Frango brasileiro não contém adição de hormônios

Atualmente, é comum ouvir por parte de leigos, celebridades, médicos e pessoas de influência que a carne de frango possui hormônios que podem causar efeitos indesejáveis aos seres humanos como, por exemplo, a antecipação da menstruação em adolescentes.

O que pouca gente sabe, é que, na verdade, assim como qualquer outro ser vivo, o frango possui hormônios porque produz, naturalmente, essas substâncias, que são responsáveis por diversas funções em seu corpo como, por exemplo, crescimento e reprodução. No entanto, o emprego de hormônios de modo exógeno na criação de frangos está banido desde 1976 com a promulgação do Decreto nº 76.986 que em seu artigo 6º cita:


“É proibida a adição de hormônios em alimentos para animais, de conformidade com a legislação em vigor”.

No supermercado uma vez ou outra nos deparamos com a seguinte frase nas embalagens de alguns frangos congelados “Não contém hormônio”. Muitas vezes pagamos mais caro só para ter a certeza de que não estamos levando para casa algum produto nocivo à saúde.
Na verdade, as informações espalhadas por alguns produtores e até pela mídia nem sempre são tão claras e podem contribuir para um alarme desnecessário. Pelo menos é o que dizem os especialistas do setor.

De acordo com Sulivan Pereira Alves, Coordenadora técnica da  Associação Brasileira dos Produtores e Exportadores de Frangos, estas empresas muitas vezes tiram proveito da falta de conhecimento dos consumidores. “Nenhum frango,  convencional ou orgânico, recebe hormônios em sua criação e a ABEF não concorda com esse tipo de anúncio.”

Carne de frango não possui hormônios e, entre  outras razões está a inviabilidade. Segundo dados da própria ABEF somente no ano passado foram produzidos no país cerca de 5,2 bilhões de frangos e os hormônios para produzir o efeito de crescimento deveria ser administrado diariamente. Logo, a prática seria dispendiosa e não promoveria o resultado desejado.

De acordo com matéria publicada na  revista Terra Brasil  de nº 3 e com a Assessoria de Imprensa do Ministério da Agricultura, Pecuária e Abastecimento – MAPA, quem também desmistifica a aplicação de hormônios exógenos em frangos é o veterinário Leandro Feijó, da Secretaria de Defesa Agropecuária, do Ministério da Agricultura, Pecuária e Abastecimento (SDA/Mapa). “O tempo de vida do animal até o abate inviabiliza qualquer tentativa de utilização de hormônios nesta espécie, assim como  o tempo suficiente para a sua atuação no organismo”, defende.

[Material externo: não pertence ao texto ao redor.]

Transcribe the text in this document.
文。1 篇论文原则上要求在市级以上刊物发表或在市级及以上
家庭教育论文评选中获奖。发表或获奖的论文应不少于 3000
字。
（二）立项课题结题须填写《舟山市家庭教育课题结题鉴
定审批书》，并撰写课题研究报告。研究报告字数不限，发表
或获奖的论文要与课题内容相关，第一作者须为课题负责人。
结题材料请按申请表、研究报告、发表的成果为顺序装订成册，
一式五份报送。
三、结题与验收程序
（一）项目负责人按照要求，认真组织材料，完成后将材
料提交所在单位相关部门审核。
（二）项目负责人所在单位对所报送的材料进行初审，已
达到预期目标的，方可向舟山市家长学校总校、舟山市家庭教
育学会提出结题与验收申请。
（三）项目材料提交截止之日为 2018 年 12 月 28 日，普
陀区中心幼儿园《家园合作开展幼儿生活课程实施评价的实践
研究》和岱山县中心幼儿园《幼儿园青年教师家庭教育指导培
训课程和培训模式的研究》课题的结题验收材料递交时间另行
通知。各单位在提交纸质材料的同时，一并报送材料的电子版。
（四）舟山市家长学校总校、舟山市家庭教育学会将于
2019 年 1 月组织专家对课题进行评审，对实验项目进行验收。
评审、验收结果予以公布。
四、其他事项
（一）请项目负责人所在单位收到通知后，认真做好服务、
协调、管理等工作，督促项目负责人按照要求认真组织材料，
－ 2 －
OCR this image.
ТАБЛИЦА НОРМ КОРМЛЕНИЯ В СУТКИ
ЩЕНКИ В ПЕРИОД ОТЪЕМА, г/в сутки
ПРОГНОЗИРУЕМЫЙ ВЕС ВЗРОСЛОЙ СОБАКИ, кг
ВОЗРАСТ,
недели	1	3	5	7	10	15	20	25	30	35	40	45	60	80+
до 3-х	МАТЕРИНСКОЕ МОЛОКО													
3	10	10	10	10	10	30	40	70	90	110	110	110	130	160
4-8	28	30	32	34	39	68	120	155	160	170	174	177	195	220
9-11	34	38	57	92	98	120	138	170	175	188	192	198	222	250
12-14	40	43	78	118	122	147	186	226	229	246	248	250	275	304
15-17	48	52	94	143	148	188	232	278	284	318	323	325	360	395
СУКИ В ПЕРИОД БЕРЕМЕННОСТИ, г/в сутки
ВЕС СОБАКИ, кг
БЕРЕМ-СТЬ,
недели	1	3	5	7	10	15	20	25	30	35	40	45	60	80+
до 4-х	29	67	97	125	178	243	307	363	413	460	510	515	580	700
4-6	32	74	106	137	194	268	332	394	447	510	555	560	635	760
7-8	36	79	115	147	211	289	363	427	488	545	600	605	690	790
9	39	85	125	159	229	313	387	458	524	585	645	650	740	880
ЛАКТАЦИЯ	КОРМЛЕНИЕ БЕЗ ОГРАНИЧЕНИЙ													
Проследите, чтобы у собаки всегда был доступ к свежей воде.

Mais um motivo de dúvidas entre os consumidores é a utilização de antibióticos que, normalmente incorporados às rações dos animais, poderiam com o tempo provocar a resistência no corpo humano a determinados medicamentos. Mas, estas afirmações também seriam exageradas pois, embora a utilização de antibióticos para melhora de desempenho ou com objetivo terapêutico  sejam permitidos, existem regras rígidas a serem seguidas pelo o setor. Além da forte fiscalização realizada pelo MAPA.

Sulivan afirma que o Brasil segue fielmente as normas do Codex Alimentarius – órgão criado pela FAO (Organização das Nações Unidas para a Agricultura e alimentação) e pela Organização Mundial de Saúde para desenvolver normas alimentares -  orientações e textos relacionados, tais como códigos de boas práticas. E, no que diz respeito à utilização de substâncias na produção, determina o Limite Máximo de Resíduos que podem estar presentes em 1Kg de alimento  a fim de que não produzam efeito tóxico.
Segundo o diretor Técnico da UBABEF, Ariel Antônio Mendes, a eficiência da produção de frangos é baseada em três fatores: genética de ponta, ração balanceada e excelentes condições de criação.

“A seleção natural de características geneticamente favoráveis nas aves, a ração brasileira à base de milho e soja e a alta tecnologia empregada para a as condições ambientais dos galpões de criação é que, de fato, fazem a produção de carne de frango um processo rápido”, destaca.

Infelizmente, conforme o diretor de Mercados da UBABEF, Ricardo Santin, ainda perdura na população o “mito dos hormônios”.